最後に商隊からもたらされる街道の安全状況を確認してみたが、直近で特に危険な事は無かったとのことだった。
次に、念のため南大陸路線馬車ギルドへ向かう。既に馬車は持っているので、定期便の予約などではなく、最新の運行状況を聞くためにやってきた。

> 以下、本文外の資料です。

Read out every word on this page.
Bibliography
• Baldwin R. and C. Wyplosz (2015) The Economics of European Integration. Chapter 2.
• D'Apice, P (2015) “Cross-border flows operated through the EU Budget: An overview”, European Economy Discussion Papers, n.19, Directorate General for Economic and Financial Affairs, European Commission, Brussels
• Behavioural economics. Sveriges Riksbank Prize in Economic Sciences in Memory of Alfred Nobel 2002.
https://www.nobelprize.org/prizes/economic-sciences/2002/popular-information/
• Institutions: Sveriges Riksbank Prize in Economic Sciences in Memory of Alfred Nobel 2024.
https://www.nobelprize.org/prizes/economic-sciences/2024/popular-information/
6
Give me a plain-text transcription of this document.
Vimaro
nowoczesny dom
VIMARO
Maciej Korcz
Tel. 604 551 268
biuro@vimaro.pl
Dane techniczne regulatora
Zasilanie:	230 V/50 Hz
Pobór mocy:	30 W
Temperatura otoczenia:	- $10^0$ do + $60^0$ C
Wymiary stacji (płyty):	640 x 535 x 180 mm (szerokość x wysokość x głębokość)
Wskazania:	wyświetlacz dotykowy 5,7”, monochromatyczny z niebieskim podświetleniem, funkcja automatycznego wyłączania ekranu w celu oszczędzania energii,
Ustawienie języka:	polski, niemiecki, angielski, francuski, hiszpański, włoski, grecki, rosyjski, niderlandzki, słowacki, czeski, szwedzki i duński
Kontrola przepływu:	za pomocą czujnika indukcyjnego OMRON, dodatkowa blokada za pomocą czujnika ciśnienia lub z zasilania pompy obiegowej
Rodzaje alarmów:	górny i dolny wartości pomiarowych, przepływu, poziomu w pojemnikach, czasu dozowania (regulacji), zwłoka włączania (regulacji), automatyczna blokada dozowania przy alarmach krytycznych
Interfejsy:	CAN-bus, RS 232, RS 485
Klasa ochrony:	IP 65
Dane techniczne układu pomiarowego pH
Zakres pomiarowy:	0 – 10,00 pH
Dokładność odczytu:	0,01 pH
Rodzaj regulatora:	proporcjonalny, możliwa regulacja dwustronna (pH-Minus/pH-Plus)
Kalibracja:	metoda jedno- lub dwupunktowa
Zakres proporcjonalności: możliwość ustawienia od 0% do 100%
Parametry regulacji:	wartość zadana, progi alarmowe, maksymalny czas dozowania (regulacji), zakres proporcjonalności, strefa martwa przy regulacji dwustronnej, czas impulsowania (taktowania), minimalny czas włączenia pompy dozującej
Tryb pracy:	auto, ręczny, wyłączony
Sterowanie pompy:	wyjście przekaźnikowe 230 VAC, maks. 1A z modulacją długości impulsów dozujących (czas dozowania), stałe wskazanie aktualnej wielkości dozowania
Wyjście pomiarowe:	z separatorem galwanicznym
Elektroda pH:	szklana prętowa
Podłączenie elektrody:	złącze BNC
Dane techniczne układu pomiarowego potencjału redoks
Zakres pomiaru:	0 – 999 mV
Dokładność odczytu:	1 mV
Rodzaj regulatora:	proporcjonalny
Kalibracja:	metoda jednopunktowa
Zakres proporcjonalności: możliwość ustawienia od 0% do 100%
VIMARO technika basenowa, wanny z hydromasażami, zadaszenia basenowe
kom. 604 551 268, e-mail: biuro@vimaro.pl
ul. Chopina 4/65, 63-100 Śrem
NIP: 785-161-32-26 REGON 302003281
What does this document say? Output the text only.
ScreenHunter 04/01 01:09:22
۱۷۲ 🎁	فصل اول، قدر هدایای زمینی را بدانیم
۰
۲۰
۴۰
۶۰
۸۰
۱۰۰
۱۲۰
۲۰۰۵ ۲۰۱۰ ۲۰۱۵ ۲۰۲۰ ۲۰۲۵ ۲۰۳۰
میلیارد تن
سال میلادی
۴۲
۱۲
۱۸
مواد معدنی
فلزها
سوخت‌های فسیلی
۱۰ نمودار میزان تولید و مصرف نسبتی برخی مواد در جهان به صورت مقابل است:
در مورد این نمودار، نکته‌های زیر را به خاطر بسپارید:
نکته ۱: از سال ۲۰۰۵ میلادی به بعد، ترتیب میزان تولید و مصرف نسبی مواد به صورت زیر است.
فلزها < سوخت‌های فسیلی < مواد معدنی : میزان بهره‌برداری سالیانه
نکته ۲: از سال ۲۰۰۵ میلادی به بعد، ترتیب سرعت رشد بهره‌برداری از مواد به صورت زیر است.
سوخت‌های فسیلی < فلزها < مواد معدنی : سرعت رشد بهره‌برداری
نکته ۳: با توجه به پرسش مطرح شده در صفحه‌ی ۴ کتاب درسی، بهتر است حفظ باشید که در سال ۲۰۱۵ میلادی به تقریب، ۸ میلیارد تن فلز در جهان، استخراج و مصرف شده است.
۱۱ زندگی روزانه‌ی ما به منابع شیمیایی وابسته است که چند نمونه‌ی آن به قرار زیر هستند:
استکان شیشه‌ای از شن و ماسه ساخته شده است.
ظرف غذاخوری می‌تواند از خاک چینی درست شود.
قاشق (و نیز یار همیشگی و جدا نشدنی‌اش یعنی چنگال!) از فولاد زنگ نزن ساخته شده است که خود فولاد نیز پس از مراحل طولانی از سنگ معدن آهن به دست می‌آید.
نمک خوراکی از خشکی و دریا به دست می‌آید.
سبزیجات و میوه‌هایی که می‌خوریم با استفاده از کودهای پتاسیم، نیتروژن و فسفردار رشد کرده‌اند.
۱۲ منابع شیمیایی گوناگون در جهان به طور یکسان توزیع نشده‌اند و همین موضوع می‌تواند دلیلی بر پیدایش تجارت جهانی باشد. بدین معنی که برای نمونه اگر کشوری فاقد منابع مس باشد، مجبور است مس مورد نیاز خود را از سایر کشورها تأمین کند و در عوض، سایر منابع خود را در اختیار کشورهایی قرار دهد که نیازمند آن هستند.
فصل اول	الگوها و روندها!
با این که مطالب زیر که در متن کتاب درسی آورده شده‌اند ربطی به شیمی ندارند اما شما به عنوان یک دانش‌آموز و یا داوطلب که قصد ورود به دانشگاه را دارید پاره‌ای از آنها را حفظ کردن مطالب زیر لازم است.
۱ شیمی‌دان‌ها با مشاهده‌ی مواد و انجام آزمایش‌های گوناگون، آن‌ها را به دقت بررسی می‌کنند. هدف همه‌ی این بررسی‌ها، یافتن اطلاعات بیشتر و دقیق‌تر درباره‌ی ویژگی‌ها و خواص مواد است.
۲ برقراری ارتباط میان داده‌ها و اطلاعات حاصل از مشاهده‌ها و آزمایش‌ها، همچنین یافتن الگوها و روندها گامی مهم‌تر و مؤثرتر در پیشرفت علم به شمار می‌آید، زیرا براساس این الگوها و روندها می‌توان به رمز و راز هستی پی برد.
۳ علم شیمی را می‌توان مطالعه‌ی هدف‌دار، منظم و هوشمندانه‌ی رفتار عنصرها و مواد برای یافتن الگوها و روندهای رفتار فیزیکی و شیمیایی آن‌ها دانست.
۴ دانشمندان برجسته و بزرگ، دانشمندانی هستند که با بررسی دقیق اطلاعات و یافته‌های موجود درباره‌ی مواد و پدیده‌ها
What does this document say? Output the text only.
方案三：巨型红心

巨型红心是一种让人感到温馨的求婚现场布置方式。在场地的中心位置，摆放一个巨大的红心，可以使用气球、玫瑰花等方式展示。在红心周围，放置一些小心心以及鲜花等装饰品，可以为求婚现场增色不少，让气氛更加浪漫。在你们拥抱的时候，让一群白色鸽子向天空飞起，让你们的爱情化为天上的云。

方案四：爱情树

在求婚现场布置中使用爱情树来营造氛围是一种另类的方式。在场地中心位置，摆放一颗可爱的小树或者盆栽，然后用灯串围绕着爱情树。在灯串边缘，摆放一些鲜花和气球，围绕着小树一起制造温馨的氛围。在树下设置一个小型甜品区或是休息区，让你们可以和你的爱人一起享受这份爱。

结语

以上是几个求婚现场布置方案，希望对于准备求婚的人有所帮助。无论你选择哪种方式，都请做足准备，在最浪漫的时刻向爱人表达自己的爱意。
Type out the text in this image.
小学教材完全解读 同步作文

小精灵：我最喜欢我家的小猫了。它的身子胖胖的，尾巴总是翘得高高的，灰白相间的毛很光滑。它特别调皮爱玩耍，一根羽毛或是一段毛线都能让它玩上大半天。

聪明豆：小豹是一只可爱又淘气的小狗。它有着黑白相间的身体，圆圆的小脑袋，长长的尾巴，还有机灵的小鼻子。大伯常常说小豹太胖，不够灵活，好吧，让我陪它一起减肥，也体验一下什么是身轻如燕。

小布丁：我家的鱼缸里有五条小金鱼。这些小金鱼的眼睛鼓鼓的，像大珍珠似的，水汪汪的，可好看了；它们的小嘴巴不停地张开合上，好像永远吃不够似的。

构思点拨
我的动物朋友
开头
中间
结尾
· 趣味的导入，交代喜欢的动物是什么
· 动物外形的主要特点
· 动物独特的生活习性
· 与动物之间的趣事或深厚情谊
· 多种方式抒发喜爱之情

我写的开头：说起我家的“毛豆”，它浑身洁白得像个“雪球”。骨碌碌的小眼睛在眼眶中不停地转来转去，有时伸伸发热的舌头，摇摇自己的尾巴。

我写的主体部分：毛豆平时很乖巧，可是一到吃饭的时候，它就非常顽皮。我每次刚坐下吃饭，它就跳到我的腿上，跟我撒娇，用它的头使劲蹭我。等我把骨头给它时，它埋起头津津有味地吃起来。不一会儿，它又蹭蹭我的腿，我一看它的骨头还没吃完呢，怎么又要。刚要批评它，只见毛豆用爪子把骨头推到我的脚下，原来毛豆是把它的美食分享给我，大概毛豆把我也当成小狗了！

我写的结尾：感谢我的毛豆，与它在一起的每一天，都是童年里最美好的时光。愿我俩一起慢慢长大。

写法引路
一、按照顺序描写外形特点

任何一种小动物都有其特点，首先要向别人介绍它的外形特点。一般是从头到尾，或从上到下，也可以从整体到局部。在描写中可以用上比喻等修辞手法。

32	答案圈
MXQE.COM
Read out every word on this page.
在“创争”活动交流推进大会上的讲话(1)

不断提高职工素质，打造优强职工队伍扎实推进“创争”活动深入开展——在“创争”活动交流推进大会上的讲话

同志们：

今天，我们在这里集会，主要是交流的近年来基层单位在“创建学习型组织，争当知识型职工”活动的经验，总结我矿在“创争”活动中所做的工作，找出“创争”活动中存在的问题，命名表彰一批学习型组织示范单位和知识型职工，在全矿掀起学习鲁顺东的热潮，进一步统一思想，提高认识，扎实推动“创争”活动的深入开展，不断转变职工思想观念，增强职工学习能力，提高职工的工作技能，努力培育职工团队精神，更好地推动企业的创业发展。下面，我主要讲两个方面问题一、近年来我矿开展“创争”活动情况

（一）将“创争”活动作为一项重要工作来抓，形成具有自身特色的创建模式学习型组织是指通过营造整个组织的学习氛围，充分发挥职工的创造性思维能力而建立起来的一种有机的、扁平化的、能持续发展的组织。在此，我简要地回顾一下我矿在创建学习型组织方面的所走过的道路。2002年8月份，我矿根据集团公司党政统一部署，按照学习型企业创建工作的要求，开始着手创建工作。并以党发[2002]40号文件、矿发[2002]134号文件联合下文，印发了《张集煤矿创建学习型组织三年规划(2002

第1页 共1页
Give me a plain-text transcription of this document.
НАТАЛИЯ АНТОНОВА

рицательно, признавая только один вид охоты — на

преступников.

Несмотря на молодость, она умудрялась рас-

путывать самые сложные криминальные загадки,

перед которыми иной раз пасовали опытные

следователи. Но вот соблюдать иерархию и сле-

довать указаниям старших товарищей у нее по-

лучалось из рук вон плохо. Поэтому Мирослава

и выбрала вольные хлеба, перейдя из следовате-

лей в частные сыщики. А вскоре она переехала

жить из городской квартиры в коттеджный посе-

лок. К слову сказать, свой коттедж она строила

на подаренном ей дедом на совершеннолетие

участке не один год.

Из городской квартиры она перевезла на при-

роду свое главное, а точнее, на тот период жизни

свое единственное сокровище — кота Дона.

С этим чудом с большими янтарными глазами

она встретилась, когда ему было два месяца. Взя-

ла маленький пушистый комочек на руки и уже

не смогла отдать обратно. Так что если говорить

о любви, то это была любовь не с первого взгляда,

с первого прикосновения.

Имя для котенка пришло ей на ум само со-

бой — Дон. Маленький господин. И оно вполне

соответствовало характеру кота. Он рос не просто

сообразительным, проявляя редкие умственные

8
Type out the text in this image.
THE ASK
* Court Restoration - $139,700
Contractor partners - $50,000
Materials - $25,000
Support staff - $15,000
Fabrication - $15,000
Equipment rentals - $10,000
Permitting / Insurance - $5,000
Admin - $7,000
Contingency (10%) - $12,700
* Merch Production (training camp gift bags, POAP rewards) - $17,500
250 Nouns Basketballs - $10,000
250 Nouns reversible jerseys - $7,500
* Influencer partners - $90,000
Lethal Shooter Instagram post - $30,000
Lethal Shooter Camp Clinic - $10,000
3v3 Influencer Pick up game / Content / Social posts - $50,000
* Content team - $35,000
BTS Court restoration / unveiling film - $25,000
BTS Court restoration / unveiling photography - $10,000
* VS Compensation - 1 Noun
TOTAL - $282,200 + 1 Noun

空いているカウンターへ行き、受付担当の男性に尋ねようとする。
「いらっしゃいませ。定期便の予約ですか?それともチャーター便ですか?」
「いや、現在の運行状況を知りたくてやってきた。」
担当の男性は少し嫌な顔をしていたが、これお昼代にでもどうぞと20銅貨程握らすと、途端に笑顔になり、
「何なりとお尋ね下さい。」
と急に態度を改めたことに、内心苦笑する。
「ここ20日間の間で、ターポートからオールシーの間で、盗賊や夜盗の類が出ているか、モンスターの目撃情報があるかどうかの最新情報を知りたい。それから、街道に通行不能になるような障害があるかどうかも知りたい。」
「現在そのどちらも確認できてはおりません。盗賊団が近くにやってきたと言う話も聞こえてきませんし。街道にも特に問題が生じたという話はありませんでした。」
「そうですか。では今日を含め、ここ数日の定期便も特に問題なく運行されているということですね。」
「はいそうなります。」
知りたい情報は得られたので、礼を言い、ギルドを後にした。
それから結局行く機会を逃していた大衆浴場で一風呂浴びて汗と疲れを洗い流し、町を散策する。約2カ月間ではあるが、慣れ始めてきたところで立ち去ることについて、少々センチメンタルな気分になる。と同時に17時の鐘が鳴ったので、いつもの“赤ひげ酒場”へ行き、海産物料理を堪能した。